The cartoonist’s “gag-master,” an aleatoric device dating back to at least the 1930s, allows the user to compute tens of thousands of unique joke premises simply by spinning three concentric wheels. Olav Westphalen has developed a substantial body of drawings based on this classic tool of low-brow entertainment as well as on other mechanical systems. (only a selection of this obsessive project is on view here).
At times, the results of his method are what one would expect: high art translations of low art craft, in this case the nondescript language of mainstream cartoons. Clearly, the quick ink lines, the ubiquitous bubble noses and all the other comical shortcuts are as fascinating to the artist as they are unnerving. But these drawings go beyond the negotiation of the hi-low divide, they manage to outgrow their their chummy roots and become that taboo thing: autonomous expressions, they acquire a strange kind of poetry, corrupted and ridiculous, yet not without beauty.
The drawings are frequently punctured by painterly gestures apparently culled from our collective memory of those conveyor-belt productions of academic abstraction from earlier, simpler decades (and which lately have been reappearing in the galleries). On second look you notice that the spill-over, the drips and drop-cloth stains created by these painterly commonplaces, are re-used as forms in their own right, thus obliterating the distinction between product and waste, artistic inspiration and mechanical transport of paint.

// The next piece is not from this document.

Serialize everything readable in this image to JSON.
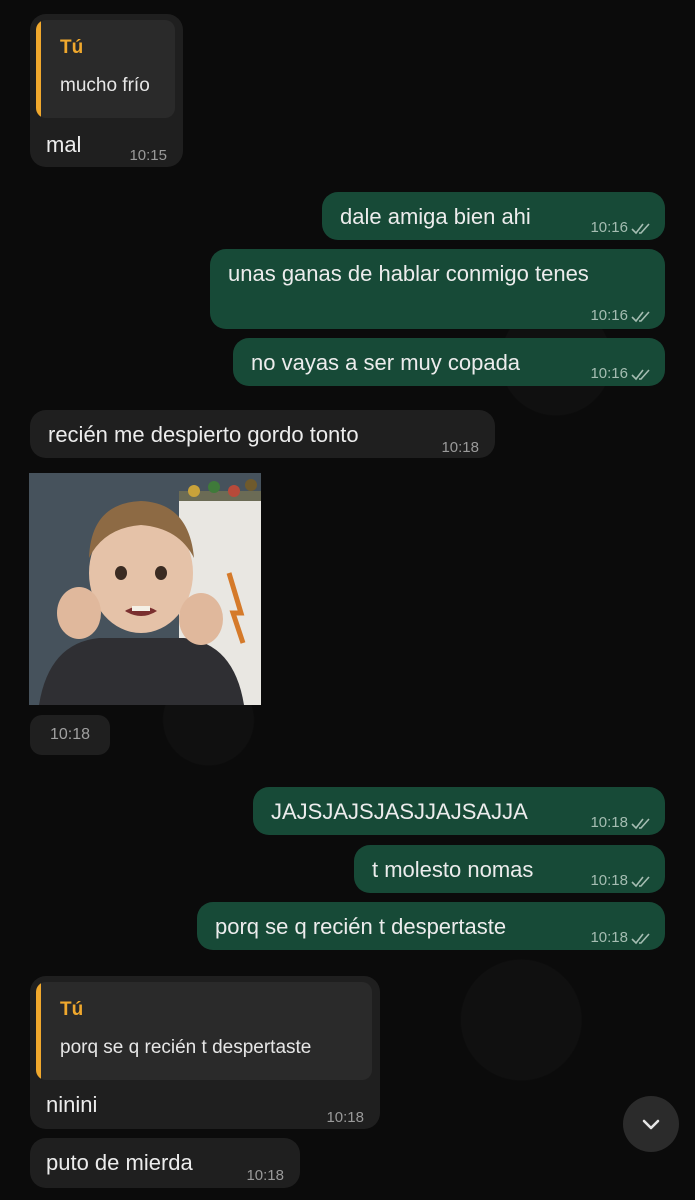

Another group of images jettisons the hard-line cartoon esthetic in favor of realistic brush drawings. In these drawings with titles such as “Carla Bruni in a submarine using animals and humans for unfit tasks”, the modular components of a comical situation are juxtaposed in a straight, deadpan manner. Here the joke, if there is one, takes shape entirely in the viewers’ mind. But again, there may not be a joke.
Olav Westphalen works with a range of materials and methods: drawing, sculpture, performance. He has also worked as a commercial cartoonist within the art world for over a decade now.
To some extent this entire project is a revisiting of Richard Prince’s obsession with low-brow comedy, albeit a complex one. Appropriation is no longer at issue when the artist is appropriating from his own cartoonist self. Instead of stating once again the crisis of authorship, originality etc. “A junkie in the forest” actually re-admits a notion of “wit” and “idea” even of “voice.” To be sure, this is a broken, refracted and bathetic voice. But still. It is a show about industry.
When Seurat, who then was an office worker by day, was asked how he was able to paint his huge canvasses in his kitchen by the light of a single candle, his reply was: C’est ma méthode. (It’s all in the method).